| | Vincent van Gogh, Selbstbildnis mit grauem Filzhut, 1887 | |
Seine Sonnenblumen, sein Selbstbildnis, seine Sternennacht: Bilder, die ins kollektive Gedächtnis eingegangen sind. Millionenfach reproduziert, weltbekannt. Vincent van Gogh, der niederländische Pfarrerssohn und exzentrische Außenseiter, gehört heute zu den populärsten Meistern am Beginn der Moderne und zu den teuersten Malern im internationalen Kunstmarkt. 1987 wurden knapp 40 Millionen Dollar für eines seiner Sonnenblumenbilder gezahlt; drei Jahre später legte ein japanischer Sammler für das „Porträt des Dr. Gachet“ über 82 Millionen Dollar hin.
Van Gogh war nicht zum Maler geboren.
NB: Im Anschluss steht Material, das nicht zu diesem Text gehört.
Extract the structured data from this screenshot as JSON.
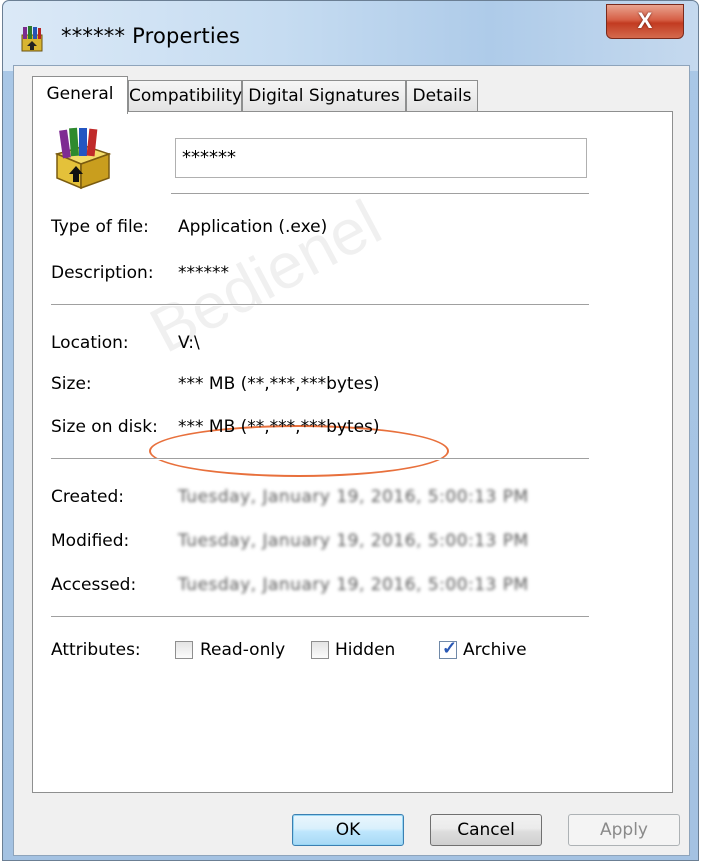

Erst mit 27 Jahren, im Herbst 1880, entschied er sich, Stift und Pinsel zu den Werkzeugen zu machen, mit denen er künftig seinen Lebensunterhalt verdienen – und mehr noch, sich selbst ausdrücken wollte. Die nötigen Kenntnisse eignete er sich selbst an. Er kopierte Zeichnungen und Drucke, um zu lernen, genoss gelegentliche Unterweisungen, etwa von seinem Cousin Anton Mauve. Sein Bruder Theo van Gogh kam für seinen Lebensunterhalt auf und erhielt dafür einen großen Teil von Vincents Werken.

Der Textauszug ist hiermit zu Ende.